A fronte di questi dati, sottolinea lo studio, sarà importante monitorare con particolare attenzione l’impatto che tali misure avranno nel breve e lungo periodo sugli obiettivi fondamentali dei sistemi sanitari dei Paesi europei volti ad assicurare un adeguato accesso alla sanità e la qualità delle cure sanitarie.

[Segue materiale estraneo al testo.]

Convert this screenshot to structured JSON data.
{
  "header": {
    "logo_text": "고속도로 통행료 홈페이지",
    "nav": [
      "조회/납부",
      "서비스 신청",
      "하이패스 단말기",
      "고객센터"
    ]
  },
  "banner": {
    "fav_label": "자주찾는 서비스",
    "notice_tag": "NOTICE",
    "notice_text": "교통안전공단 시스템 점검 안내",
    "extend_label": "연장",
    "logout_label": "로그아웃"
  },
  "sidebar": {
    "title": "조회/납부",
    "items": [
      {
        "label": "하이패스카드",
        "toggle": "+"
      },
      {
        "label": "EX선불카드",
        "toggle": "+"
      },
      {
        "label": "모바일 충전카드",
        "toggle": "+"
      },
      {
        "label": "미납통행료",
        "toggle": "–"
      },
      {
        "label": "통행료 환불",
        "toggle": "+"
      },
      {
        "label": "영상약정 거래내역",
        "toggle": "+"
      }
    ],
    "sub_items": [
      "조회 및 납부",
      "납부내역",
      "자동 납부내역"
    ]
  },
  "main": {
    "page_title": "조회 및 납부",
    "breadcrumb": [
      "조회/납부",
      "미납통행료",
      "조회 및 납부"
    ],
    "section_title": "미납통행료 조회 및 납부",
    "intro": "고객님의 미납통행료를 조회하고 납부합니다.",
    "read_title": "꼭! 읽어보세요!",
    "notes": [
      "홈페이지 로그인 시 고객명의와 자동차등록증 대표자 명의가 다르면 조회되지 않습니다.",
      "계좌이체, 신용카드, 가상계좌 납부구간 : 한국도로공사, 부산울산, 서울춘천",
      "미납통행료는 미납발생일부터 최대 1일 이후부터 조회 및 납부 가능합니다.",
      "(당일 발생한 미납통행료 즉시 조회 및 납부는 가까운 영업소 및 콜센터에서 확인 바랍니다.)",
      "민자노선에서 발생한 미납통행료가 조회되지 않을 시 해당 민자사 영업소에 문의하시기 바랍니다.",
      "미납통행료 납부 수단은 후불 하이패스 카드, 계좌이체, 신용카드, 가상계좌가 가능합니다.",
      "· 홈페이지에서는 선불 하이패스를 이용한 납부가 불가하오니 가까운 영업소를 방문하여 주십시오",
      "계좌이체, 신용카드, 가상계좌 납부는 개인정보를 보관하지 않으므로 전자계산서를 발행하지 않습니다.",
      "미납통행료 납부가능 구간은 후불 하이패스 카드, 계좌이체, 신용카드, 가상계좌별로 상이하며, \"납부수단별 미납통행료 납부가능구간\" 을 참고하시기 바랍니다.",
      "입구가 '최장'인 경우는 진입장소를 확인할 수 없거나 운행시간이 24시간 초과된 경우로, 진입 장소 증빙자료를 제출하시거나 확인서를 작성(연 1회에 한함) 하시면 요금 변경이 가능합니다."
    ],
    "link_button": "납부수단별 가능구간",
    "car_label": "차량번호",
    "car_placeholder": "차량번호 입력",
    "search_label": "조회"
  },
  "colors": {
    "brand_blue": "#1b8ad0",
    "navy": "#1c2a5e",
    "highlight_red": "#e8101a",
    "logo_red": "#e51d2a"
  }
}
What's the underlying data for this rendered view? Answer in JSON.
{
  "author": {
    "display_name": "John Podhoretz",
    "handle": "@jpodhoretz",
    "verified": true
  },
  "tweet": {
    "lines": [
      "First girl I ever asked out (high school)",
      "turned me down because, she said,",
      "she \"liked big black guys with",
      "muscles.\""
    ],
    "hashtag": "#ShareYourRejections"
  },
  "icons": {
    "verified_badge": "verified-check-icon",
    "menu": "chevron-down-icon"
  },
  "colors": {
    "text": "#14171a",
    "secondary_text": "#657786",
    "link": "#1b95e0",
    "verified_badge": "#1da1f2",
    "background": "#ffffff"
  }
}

Oltre all’analisi della spesa sanitaria, il report presenta i principali indicatori dello stato di salute e della qualità delle cure in 35 paesi europei, tra cui 27 Stati membri dell’Ue, 5 paesi candidati e 3 paesi dell’Efta. Sono analizzate in particolare le tendenze nel tempo e le variazioni registrabili nei paesi europei alla luce di cinque ampie tematiche: 1) situazione sanitaria della popolazione; 2) fattori di rischio per la salute; 3) risorse e attività dei sistemi di assistenza sanitaria; 4) qualità dell’assistenza per le malattie croniche e acute; 5) spesa sanitaria e fonti di finanziamento.